Government halts Makola Market demolition after traders’ resistance

The government has suspended plans to demolish parts of the Makola Market for redevelopment following strong opposition from traders who argued that the exercise would threaten their businesses and livelihoods.
The decision comes after traders protested against the planned demolition and petitioned authorities to reconsider what they described as a forceful eviction without adequate consultation.
According to the traders, the redevelopment process should not proceed without proper engagement, clear relocation plans and a mutually agreed roadmap to protect affected businesses.
During a visit to the market on Saturday, May 16, the Minister for Gender, Children and Social Protection, Agnes Naa Momo Lartey, announced that the demolition exercise had been put on hold to allow further consultations with the traders.

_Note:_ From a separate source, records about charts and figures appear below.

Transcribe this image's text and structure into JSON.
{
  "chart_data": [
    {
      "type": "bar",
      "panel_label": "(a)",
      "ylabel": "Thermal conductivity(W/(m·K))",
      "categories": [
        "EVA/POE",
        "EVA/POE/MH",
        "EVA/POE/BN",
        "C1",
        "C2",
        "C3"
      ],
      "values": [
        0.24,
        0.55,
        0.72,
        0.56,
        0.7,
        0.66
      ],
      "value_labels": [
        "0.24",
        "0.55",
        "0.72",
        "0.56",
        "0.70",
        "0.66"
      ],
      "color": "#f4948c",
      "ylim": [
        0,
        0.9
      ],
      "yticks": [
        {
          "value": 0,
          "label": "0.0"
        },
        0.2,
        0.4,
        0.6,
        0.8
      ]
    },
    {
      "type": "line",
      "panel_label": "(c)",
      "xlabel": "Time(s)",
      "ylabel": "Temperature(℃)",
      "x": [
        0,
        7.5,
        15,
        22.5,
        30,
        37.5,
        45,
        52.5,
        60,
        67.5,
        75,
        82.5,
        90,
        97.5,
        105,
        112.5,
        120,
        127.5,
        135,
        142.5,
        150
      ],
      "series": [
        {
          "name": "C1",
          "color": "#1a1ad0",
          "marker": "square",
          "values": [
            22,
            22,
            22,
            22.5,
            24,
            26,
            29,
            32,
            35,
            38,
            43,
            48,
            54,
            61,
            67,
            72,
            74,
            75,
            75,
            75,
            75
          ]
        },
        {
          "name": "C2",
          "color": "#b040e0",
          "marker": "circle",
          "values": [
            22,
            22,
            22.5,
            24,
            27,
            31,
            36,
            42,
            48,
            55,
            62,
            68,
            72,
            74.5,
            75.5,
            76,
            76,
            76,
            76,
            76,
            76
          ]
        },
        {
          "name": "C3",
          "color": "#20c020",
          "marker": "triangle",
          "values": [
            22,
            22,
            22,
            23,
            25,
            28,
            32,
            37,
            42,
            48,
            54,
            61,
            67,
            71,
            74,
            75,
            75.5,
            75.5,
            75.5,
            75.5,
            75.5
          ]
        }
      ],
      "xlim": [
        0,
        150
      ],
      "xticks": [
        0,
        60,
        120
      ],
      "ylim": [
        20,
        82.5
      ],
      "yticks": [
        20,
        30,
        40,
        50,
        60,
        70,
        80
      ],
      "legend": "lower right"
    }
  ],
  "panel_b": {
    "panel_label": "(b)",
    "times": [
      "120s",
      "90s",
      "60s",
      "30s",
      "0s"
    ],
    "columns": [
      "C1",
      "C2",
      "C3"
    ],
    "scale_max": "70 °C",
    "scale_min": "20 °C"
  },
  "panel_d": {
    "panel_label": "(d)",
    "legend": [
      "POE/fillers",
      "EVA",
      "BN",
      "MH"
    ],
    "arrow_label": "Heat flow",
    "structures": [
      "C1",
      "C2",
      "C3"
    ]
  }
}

Addressing the aggrieved traders, the Minister stated that the planned demolition scheduled for Monday would no longer proceed as authorities seek to review the concerns raised.
“I will not urge the Monday demolition to commence. We will not rush to carry out any action because there are many issues involved. Based on what we have heard, it is better that we create a clear path for dialogue and resolve the matter peacefully, because the current situation may not be acceptable to everyone,” she said.
She assured the traders that the government remains committed to dialogue and would engage all stakeholders to find a lasting solution to the impasse.
According to the Minister, the government will reassess the steps taken so far and determine the best approach moving forward.
“Yes, we are going back to the drawing board. I came here on the instructions of John Dramani Mahama, and because concerns have been raised, I will return to the Metro authorities to review all the steps taken so far. We will assess what can be revised, what needs more emphasis, and how best to move forward,” she added.
She also appealed to the traders to remain calm as discussions continue.
The traders welcomed the intervention, describing it as a positive step toward resolving the dispute, while insisting that proper consultations should have taken place before the redevelopment plan was announced.
Speaking on behalf of the traders’ association, Ebenezer Birikorang said the traders are not opposed to development but want authorities to consider the human and economic impact of relocation.
“We have never said we are against development. This market has seen renovations before, and we understand that development is necessary. But where there are human costs, there must also be dialogue so that people’s concerns are addressed,” he stated.
Mr. Birikorang explained that many traders have spent years building their businesses at the market, with some operating there for more than eight years.
He warned that any abrupt displacement could negatively affect traders, especially those repaying loans or expecting imported goods tied to their businesses.